Tonight, the entire market is watching the U.S. CPI.

Many people think:

Good CPI = Crypto rises
Bad CPI = Crypto falls

But what really influences the market is:

After CPI is released, how will the U.S. 10-year Treasury yield move?



Why are yields more important than CPI?

Because yields represent the global funding cost standard.

Simply put:

Yield rises:

✔ The dollar becomes more attractive
✔ Risk assets come under pressure
✔ Stocks and cryptocurrencies are pressured

Yield falls:

✔ Funds start seeking higher-yield assets
✔ Risk appetite increases
✔ Crypto benefits



Bullish scenario

If tonight:

✅ CPI is below expectations

Or

✅ Core CPI cools down

The market will think:

Inflation is cooling.

Then:

* U.S. Treasury yields decline
* The dollar index retreats
* Risk assets rise

The biggest beneficiaries could be:

BTC → ETH → SOL → ADA → HYPE



Neutral scenario

If the data fully meets expectations:

The market is likely to continue oscillating.

Because current prices have already priced in most expectations.

In this case:

An upward trend is hard to sustain;

A decline also lacks sufficient reason.



Bearish scenario

If:

❌ CPI significantly exceeds expectations

Especially if core CPI rises again

The market will reprice:

* Delay in rate cuts
* Prolonged high interest rates
* Liquidity tightening

At that point:

The 10-year Treasury yield might spike:

4.6% → 4.7% → 4.8%

Risk assets will face pressure.



The signal I pay most attention to

Is not the CPI number itself.

But whether:

BTC and U.S. Treasury yields rise in tandem

If it happens:

* Yields rise
* BTC also rises

This is actually a super strong signal.

It indicates that institutions have started ignoring the impact of interest rates.

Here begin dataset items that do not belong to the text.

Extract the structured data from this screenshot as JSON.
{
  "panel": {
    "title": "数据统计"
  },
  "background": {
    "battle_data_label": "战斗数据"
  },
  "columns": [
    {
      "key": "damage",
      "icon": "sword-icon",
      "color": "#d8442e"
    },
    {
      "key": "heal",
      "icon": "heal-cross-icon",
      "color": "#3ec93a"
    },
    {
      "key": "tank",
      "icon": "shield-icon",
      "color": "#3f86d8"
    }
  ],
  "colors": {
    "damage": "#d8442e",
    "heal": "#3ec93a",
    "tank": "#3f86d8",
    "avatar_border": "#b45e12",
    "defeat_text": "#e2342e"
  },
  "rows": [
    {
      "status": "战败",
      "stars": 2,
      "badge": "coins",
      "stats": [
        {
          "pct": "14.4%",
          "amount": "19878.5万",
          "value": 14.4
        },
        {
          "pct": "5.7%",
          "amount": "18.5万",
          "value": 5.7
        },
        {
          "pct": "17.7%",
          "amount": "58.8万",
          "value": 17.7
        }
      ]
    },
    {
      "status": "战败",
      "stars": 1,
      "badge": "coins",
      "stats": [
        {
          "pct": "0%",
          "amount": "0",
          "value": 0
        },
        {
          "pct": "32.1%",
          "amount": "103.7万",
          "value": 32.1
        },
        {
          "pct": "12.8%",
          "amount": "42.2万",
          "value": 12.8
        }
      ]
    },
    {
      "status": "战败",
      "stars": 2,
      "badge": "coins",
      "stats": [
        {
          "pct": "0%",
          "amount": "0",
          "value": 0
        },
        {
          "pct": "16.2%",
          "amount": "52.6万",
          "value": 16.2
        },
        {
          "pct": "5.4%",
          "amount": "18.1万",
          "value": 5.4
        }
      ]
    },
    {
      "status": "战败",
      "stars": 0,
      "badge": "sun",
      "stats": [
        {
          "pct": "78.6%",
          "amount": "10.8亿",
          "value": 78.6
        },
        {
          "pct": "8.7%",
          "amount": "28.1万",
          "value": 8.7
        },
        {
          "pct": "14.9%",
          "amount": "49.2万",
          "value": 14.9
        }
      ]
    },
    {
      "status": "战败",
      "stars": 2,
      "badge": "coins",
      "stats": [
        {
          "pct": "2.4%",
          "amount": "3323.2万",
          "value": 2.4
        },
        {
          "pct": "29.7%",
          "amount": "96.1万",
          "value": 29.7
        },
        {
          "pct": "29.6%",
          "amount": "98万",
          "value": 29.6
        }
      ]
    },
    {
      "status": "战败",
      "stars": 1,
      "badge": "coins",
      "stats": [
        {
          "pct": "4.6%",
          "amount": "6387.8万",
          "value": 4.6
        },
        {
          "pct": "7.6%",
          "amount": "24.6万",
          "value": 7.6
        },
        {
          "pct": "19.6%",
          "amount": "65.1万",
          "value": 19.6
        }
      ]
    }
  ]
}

Funds are rushing to buy truly scarce digital assets.



For spot players

In the short term:

CPI determines the volatility in the coming weeks.

In the long term:

The key factors for a bull market are still:

✔ Continuous accumulation of ETFs
✔ U.S. strategic reserve logic
✔ Wall Street capital inflows
✔ On-chain securitization and RWA development
✔ AI and digital finance integration

These core principles have not changed.



My view

The market can never precisely bottom out.

But it can continuously deploy in undervalued areas.

Instead of guessing whether the next candle will go up or down,

Think about which assets will become the core holdings that institutions truly want to hold when the next bull market arrives.

Do you think after tonight’s CPI release:

Will BTC surge to new highs first, or will it complete one last shakeout?